Что-то неприятное сидит на кончике моего языка, но я проглатываю более злобную реплику. Я вспотел в своей футболке, как же, блядь, жарко.
Я вытираю лоб и говорю: — Так вот кто я для тебя?
Её глаза скользят по моему телу. Сосед напротив пристально смотрит на меня с места у своего почтового ящика, и я думаю, не пытается ли он определить, кто я — понять, откуда он меня знает.
— Ты могла бы пригласить меня войти, — предлагаю я.
Она качает головой и снова прочищает горло.

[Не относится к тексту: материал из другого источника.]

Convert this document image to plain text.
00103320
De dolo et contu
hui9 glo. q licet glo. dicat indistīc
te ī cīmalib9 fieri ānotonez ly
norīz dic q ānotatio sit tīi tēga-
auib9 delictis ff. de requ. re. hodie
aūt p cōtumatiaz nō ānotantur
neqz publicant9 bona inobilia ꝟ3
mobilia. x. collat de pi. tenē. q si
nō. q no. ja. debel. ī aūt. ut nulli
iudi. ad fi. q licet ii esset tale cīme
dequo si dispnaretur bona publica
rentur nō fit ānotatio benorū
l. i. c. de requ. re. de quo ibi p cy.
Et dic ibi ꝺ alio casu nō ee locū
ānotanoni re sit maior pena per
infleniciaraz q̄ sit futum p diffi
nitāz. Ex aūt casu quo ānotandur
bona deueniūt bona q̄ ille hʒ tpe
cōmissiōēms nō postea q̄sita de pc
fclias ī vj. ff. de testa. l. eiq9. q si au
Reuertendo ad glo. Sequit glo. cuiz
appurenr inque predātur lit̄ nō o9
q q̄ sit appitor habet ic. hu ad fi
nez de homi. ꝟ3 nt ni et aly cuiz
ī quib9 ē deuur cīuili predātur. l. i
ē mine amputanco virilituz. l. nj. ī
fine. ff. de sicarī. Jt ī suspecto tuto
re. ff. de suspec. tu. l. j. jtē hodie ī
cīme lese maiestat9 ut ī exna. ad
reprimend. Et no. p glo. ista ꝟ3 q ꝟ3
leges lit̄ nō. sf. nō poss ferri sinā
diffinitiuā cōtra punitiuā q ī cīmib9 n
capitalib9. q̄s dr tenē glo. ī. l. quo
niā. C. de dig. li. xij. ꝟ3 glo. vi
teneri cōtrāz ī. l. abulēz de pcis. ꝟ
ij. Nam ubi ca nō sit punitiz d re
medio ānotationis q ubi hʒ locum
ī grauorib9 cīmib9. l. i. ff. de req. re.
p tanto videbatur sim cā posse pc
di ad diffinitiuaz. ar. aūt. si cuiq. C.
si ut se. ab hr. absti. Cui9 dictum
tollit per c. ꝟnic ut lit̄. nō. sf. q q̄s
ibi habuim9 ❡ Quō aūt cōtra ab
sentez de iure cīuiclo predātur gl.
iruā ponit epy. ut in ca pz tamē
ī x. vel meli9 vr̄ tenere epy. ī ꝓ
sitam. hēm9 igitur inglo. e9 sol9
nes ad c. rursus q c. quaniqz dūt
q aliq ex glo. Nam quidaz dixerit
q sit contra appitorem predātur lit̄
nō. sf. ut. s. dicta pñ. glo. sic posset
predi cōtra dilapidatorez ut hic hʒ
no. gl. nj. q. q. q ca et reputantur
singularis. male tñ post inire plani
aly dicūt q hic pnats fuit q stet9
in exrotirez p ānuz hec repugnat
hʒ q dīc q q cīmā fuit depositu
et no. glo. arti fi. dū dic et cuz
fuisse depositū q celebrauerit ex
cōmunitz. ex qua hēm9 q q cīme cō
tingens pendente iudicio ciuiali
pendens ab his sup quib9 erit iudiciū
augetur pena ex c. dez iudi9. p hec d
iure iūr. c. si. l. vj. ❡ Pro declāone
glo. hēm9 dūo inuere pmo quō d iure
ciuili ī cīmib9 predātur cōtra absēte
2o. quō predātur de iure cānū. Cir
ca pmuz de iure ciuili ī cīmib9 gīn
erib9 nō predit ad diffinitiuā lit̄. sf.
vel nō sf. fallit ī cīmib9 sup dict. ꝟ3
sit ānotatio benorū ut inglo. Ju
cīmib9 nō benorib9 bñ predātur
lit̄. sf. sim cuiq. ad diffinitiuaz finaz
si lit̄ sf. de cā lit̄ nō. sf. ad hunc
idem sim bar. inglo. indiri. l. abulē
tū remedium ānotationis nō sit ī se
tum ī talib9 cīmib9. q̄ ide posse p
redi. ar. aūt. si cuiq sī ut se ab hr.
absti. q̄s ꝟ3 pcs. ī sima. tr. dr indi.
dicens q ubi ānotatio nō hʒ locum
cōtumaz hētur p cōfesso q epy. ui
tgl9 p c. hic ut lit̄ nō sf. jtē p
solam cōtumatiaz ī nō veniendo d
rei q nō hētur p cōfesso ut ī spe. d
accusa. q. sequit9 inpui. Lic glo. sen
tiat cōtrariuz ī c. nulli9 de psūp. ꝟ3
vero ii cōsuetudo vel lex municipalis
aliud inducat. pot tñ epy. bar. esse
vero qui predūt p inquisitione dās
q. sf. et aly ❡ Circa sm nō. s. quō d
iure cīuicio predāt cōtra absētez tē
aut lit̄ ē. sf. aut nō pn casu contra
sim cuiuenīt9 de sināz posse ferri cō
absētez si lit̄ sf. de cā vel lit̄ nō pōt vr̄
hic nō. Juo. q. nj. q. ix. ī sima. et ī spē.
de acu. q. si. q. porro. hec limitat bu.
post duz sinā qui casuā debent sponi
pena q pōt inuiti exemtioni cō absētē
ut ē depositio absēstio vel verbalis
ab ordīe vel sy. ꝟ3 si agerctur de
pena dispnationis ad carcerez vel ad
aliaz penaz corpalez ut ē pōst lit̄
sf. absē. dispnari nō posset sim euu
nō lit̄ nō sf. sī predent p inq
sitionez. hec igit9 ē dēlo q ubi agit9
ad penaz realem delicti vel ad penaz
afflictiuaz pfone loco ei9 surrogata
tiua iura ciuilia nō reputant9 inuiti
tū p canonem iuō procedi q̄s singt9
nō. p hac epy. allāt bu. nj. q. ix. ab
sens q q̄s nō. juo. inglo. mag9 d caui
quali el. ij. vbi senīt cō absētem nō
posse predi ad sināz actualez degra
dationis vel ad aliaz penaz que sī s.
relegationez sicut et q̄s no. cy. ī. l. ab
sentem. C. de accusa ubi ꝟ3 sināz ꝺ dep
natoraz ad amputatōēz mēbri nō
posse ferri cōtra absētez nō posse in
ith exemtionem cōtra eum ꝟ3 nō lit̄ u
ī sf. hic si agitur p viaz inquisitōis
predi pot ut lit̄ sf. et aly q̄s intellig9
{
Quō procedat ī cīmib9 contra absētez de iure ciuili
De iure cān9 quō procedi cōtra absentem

— Нет. Будет лучше, если ты останешься снаружи.
— Хорошо.
Это всё, что я могу сказать, не крича, не выплескивая всё, что тяжелеет в моей груди. Почему ты не вернулась за мной? Почему тебе было наплевать? Я твой чертов сын! Я провел годы без матери, без материнской фигуры. Больше всего у меня было людей, которые по утрам входили и выходили из моего дома. Накрашенные, полуодетые женщины, у которых не было для меня ни слов мудрости, ни ответов на мои проблемы, ни сладкого, заботливого голоса, чтобы успокоить меня перед сном.
— Ты должен понять... — её глаза упали на землю. — Я не хотела тебя.